Additional excavations in the 1960s–1980s used predictions based
on verified posthole locations and spacing to locate other postholes and
confirm the existence of five separate timber circles in the general
vicinity. The circles are now designated Woodhenges I through V in Roman numerals. In 1985, a reconstruction of Woodhenge III was built with the posts being placed into the original excavated post positions. The circle, which has 48 posts in the circle and a 49th central post, has been used to investigate archaeoastronomy at Cahokia. The Illinois Historic Preservation Division that oversees the Cahokia site hosts public sunrise observations at the vernal and autumnal equinoxes and the winter and summer solstices. Out of respect for Native American beliefs, these events do not feature ceremonies or rituals of any kind.
Related mounds
Until the 19th century, a series of similar mounds existed in what is now the city of St. Louis,
some 20 km (12 mi) to the southwest of the Cahokia site. Most of these
mounds were leveled throughout the construction of St. Louis, as their
material was reused in construction projects.
The lone survivor of these mounds is Sugarloaf Mound,
which is located on the west bank of the Mississippi. It marked the
initial border between St. Louis and the once autonomous city of Carondelet.
Cahokia Museum and Interpretive Center
The Cahokia Museum and Interpretive Center, which receives up to a million visitors a year, was designed by AAIC Inc. The building, which opened in 1989, received the Thomas H. Madigan Award, the St. Louis Construction News & Reviews Readers Choice Award, the Merit Award from the Metal Construction Association, and the Outstanding Achievement Award from the Brick Manufacturer Association.
Designations
Cahokia
Mounds was first protected by the state of Illinois in 1923 when its
legislature authorized purchase of a state park. Later designation as a
state historic site offered additional protection, but the site came
under significant threat from the federal highway building program in
the 1950s. The highway program reduced the site's integrity; however, it
increased funding for emergency archeological investigations. These
investigations became intensive, and today continue, and have led to the
present understanding of the significance of the site. The site was
designated a National Historic Landmark on July 19, 1964, and listed on the National Register of Historic Places on October 15, 1966.
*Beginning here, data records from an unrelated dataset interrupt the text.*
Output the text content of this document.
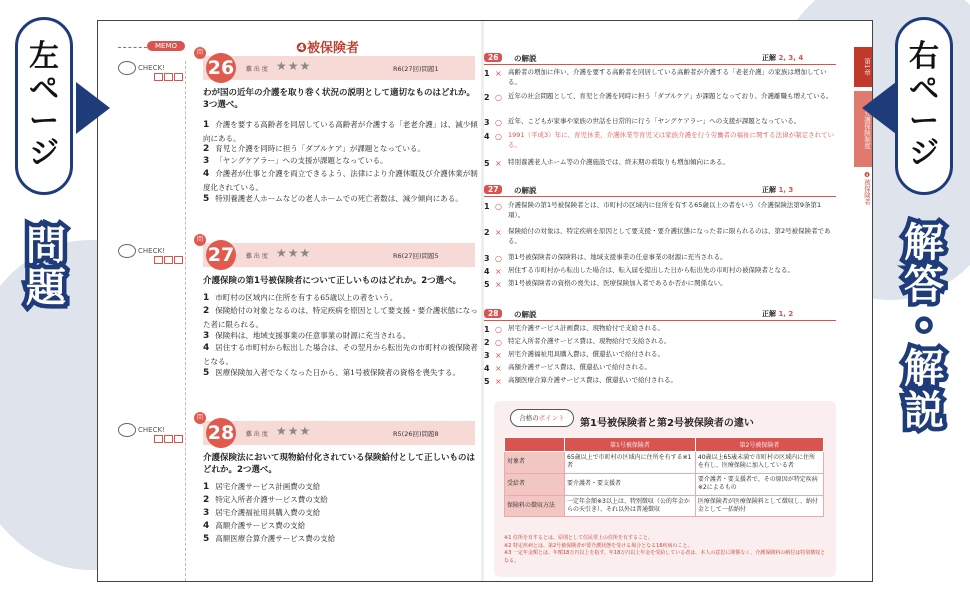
左
ペ
ー
ジ
問
題
右
ペ
ー
ジ
解
答
・
解
説
MEMO	❹被保険者
CHECK!
問
26 難 出 度 ★★★	R6(27回)問題1
わが国の近年の介護を取り巻く状況の説明として適切なものはどれか。3つ選べ。
1 介護を要する高齢者を同居している高齢者が介護する「老老介護」は、減少傾向にある。
2 育児と介護を同時に担う「ダブルケア」が課題となっている。
3 「ヤングケアラー」への支援が課題となっている。
4 介護者が仕事と介護を両立できるよう、法律により介護休暇及び介護休業が制度化されている。
5 特別養護老人ホームなどの老人ホームでの死亡者数は、減少傾向にある。
CHECK!
問
27 難 出 度 ★★★	R6(27回)問題5
介護保険の第1号被保険者について正しいものはどれか。2つ選べ。
1 市町村の区域内に住所を有する65歳以上の者をいう。
2 保険給付の対象となるのは、特定疾病を原因として要支援・要介護状態になった者に限られる。
3 保険料は、地域支援事業の任意事業の財源に充当される。
4 居住する市町村から転出した場合は、その翌月から転出先の市町村の被保険者となる。
5 医療保険加入者でなくなった日から、第1号被保険者の資格を喪失する。
CHECK!
問
28 難 出 度 ★★★	R5(26回)問題8
介護保険法において現物給付化されている保険給付として正しいものはどれか。2つ選べ。
1 居宅介護サービス計画費の支給
2 特定入所者介護サービス費の支給
3 居宅介護福祉用具購入費の支給
4 高額介護サービス費の支給
5 高額医療合算介護サービス費の支給
26	の解説	正解 2, 3, 4
1 × 高齢者の増加に伴い、介護を要する高齢者を同居している高齢者が介護する「老老介護」の家族は増加している。
2 ○ 近年の社会問題として、育児と介護を同時に担う「ダブルケア」が課題となっており、介護離職も増えている。
3 ○ 近年、こどもが家事や家族の世話を日常的に行う「ヤングケアラー」への支援が課題となっている。
4 ○ 1991（平成3）年に、育児休業、介護休業等育児又は家族介護を行う労働者の福祉に関する法律が制定されている。
5 × 特別養護老人ホーム等の介護施設では、終末期の看取りも増加傾向にある。
27	の解説	正解 1, 3
1 ○ 介護保険の第1号被保険者とは、市町村の区域内に住所を有する65歳以上の者をいう（介護保険法第9条第1項）。
2 × 保険給付の対象は、特定疾病を原因として要支援・要介護状態になった者に限られるのは、第2号被保険者である。
3 ○ 第1号被保険者の保険料は、地域支援事業の任意事業の財源に充当される。
4 × 居住する市町村から転出した場合は、転入届を提出した日から転出先の市町村の被保険者となる。
5 × 第1号被保険者の資格の喪失は、医療保険加入者であるか否かに関係ない。
28	の解説	正解 1, 2
1 ○ 居宅介護サービス計画費は、現物給付で支給される。
2 ○ 特定入所者介護サービス費は、現物給付で支給される。
3 × 居宅介護福祉用具購入費は、償還払いで給付される。
4 × 高額介護サービス費は、償還払いで給付される。
5 × 高額医療合算介護サービス費は、償還払いで給付される。
合格のポイント	第1号被保険者と第2号被保険者の違い
	第1号被保険者	第2号被保険者
対象者	65歳以上で市町村の区域内に住所を有する※1者	40歳以上65歳未満で市町村の区域内に住所を有し、医療保険に加入している者
受給者	要介護者・要支援者	要介護者・要支援者で、その原因が特定疾病※2によるもの
保険料の徴収方法	一定年金額※3以上は、特別徴収（公的年金からの天引き）、それ以外は普通徴収	医療保険者が医療保険料として徴収し、納付金として一括納付
※1 住所を有するとは、原則として住民票上の住所を有すること。
※2 特定疾病とは、第2号被保険者が要介護状態を受ける場合となる16疾病のこと。
※3 一定年金額とは、年額18万円以上を指す。年18万円以上年金を受給している者は、本人の意思に関係なく、介護保険料の納付は特別徴収となる。
第1章
介護保険制度
❹被保険者
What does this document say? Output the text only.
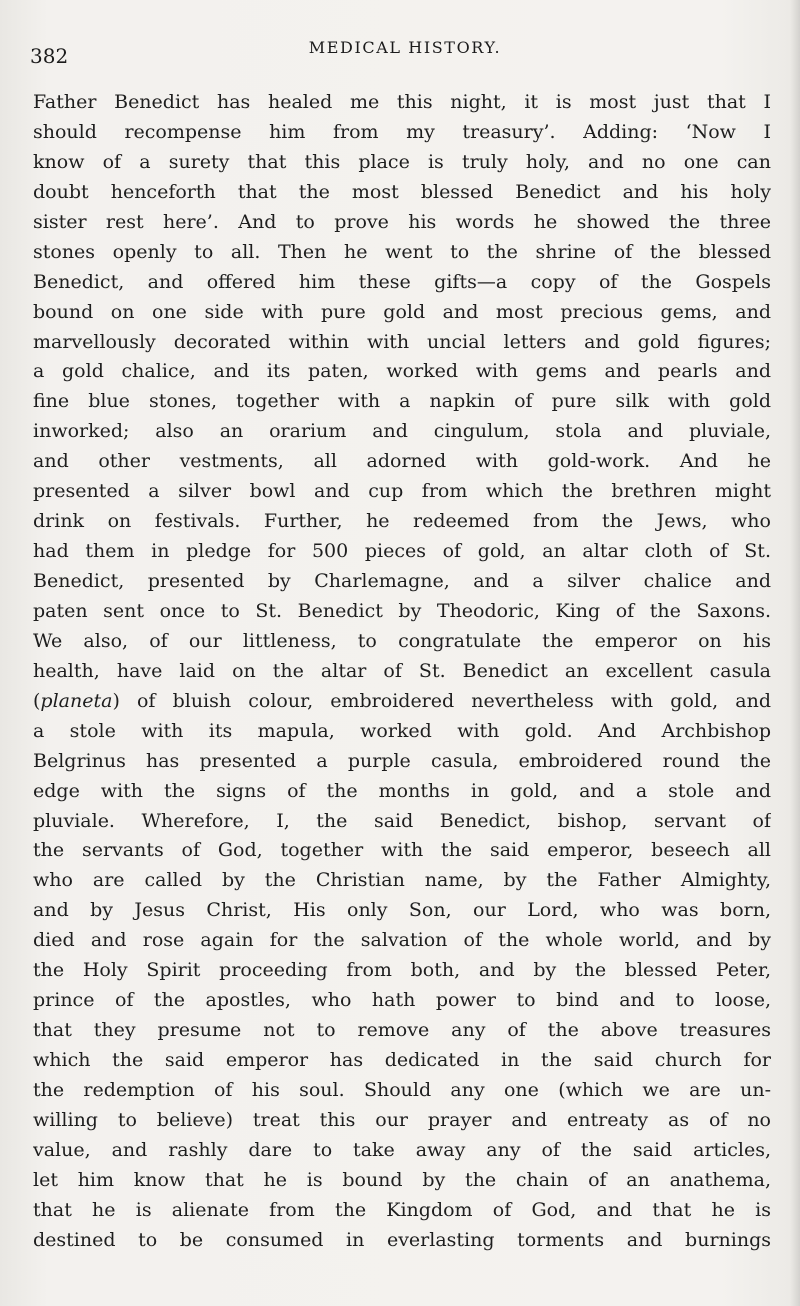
382	MEDICAL HISTORY.
Father Benedict has healed me this night, it is most just that I
should recompense him from my treasury’. Adding: ‘Now I
know of a surety that this place is truly holy, and no one can
doubt henceforth that the most blessed Benedict and his holy
sister rest here’. And to prove his words he showed the three
stones openly to all. Then he went to the shrine of the blessed
Benedict, and offered him these gifts—a copy of the Gospels
bound on one side with pure gold and most precious gems, and
marvellously decorated within with uncial letters and gold figures;
a gold chalice, and its paten, worked with gems and pearls and
fine blue stones, together with a napkin of pure silk with gold
inworked; also an orarium and cingulum, stola and pluviale,
and other vestments, all adorned with gold-work. And he
presented a silver bowl and cup from which the brethren might
drink on festivals. Further, he redeemed from the Jews, who
had them in pledge for 500 pieces of gold, an altar cloth of St.
Benedict, presented by Charlemagne, and a silver chalice and
paten sent once to St. Benedict by Theodoric, King of the Saxons.
We also, of our littleness, to congratulate the emperor on his
health, have laid on the altar of St. Benedict an excellent casula
(planeta) of bluish colour, embroidered nevertheless with gold, and
a stole with its mapula, worked with gold. And Archbishop
Belgrinus has presented a purple casula, embroidered round the
edge with the signs of the months in gold, and a stole and
pluviale. Wherefore, I, the said Benedict, bishop, servant of
the servants of God, together with the said emperor, beseech all
who are called by the Christian name, by the Father Almighty,
and by Jesus Christ, His only Son, our Lord, who was born,
died and rose again for the salvation of the whole world, and by
the Holy Spirit proceeding from both, and by the blessed Peter,
prince of the apostles, who hath power to bind and to loose,
that they presume not to remove any of the above treasures
which the said emperor has dedicated in the said church for
the redemption of his soul. Should any one (which we are un-
willing to believe) treat this our prayer and entreaty as of no
value, and rashly dare to take away any of the said articles,
let him know that he is bound by the chain of an anathema,
that he is alienate from the Kingdom of God, and that he is
destined to be consumed in everlasting torments and burnings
In 1982, UNESCO (the United Nations Educational, Scientific and Cultural Organization) designated the site a World Heritage Site. This is the only such self-contained site in Illinois and among only 24 World Heritage Sites in the United States. State Senator Evelyn M. Bowles wrote about the Cahokia Mounds site:
Through the years my friends and I made occasional Sunday afternoon trips to the Mounds. When I became the State Senator, it afforded me the opportunity to secure funds for the acquisition of additional acreage in which there are smaller Mounds. Many of these have contained additional artifacts." The designation has helped protect the property and attract funds to conduct research on this significant civilization.